You have access to personal web space on e4 where you could have put tarballs,
yet you did not.
> 
> 
> > Phew, long mail. To long actually. The main point here is that it does
> > not help to forcing raster into a corner here. He is the main driver
> > of the project and if people like to expand it need to be done in a
> > way that do not offend the people that are already working on it.
> > People earn respect and faith of others in their work by actual
> > doings. There must not be a leader who is always right and delegates
> > work into his hierarchy of minions. You have a pet peeve topic? You
> > want to improve it? Don't ask for permission, do it and improve the
> > situation gradually.
> >
> Not very long email (I've seen and done worse) :)

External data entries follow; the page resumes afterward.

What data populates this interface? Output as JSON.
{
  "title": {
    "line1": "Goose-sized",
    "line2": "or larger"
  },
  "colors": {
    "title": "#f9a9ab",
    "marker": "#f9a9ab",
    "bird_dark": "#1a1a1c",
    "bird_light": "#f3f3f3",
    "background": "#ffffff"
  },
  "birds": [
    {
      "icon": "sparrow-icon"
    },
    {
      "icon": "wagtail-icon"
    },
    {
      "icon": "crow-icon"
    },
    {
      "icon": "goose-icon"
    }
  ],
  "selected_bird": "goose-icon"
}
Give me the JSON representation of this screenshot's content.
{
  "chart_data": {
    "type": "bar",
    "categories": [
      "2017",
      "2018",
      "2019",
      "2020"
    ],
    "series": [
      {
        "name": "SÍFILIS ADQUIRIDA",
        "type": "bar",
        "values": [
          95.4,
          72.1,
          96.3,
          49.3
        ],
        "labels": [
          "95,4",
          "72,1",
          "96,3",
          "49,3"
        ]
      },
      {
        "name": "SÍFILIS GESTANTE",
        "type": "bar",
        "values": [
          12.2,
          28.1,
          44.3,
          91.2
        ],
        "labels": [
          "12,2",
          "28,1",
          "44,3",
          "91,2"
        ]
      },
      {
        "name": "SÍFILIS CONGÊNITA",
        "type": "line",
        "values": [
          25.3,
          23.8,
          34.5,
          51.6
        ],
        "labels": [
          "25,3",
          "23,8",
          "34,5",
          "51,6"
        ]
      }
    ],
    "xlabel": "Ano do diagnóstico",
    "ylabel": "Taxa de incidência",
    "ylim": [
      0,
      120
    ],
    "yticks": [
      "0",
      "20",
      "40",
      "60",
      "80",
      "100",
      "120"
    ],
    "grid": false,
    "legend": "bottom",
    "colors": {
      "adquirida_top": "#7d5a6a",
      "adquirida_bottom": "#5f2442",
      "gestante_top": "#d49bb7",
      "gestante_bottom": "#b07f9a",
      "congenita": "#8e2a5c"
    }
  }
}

> As explained above, I just speak my mind, if I see something that bothers
> me, I will do it, if I am asked to do something (nicely), and I have time
> for it, I will try to help out. Having a leader is not a bad thing, but the
> leader needs to listen to what the others say, and I don't believe in
> having someone have veto power.
> An example is that edje sound API, I've seen many people really angry at
> raster's commit and people were talking of reverting it and saying that it
> would have been reverted instantly if the commiter name wasn't "raster",
> and I've even seen talks (more like jokes) about forking the project... I
> see a community, and a leader, and I don't see why the community would
> continue following this leader if everyone is angry at him and I don't see
> the community respecting the leader if he himself does not respect the
> community.
As one of the people upset about the edje sound commit as well as the person
who suggested reverting it (as part of a mental exercise, where I proved that
it would not be a good idea), I still trust his judgment. If he is genuinely
able to disregard all the criticisms brought up and not have a second thought
about keeping the sound api in for the release, then who am I to gainsay the
man who has successfully been the project leader for over 10 years?
> I believe in brainstorming, I believe in people contributing as a group,
> but I've learned in the short time I've been here, that the consensus is
> "if you want something done, do it without telling anyone". I find it sad.
Actually, it's "if you want something done, do it yourself." Do it without
telling anyone is a byproduct of our "no hand-holding" rule.
> 
> That's it for my long email, sorry for taking up your time reading all of
> that, I hope you can understand my motivations and my feelings a bit better.
> Thank you again for your email, I really enjoyed reading your opinion on
> the subject.
> 
> Regards,
> KaKaRoTo
> 
> 
> >
> > regards
> > Stefan Schmidt
> >
If you have things like this to discuss, keep it private, or at least somewhere
that doesn't fill my inbox (and the inboxes of countless others). Some of us are
trying to remain productive in the face of these walls of text.

Seriously.
-- 
Mike Blumenkrantz
Zentific: Doctor recommended, mother approved.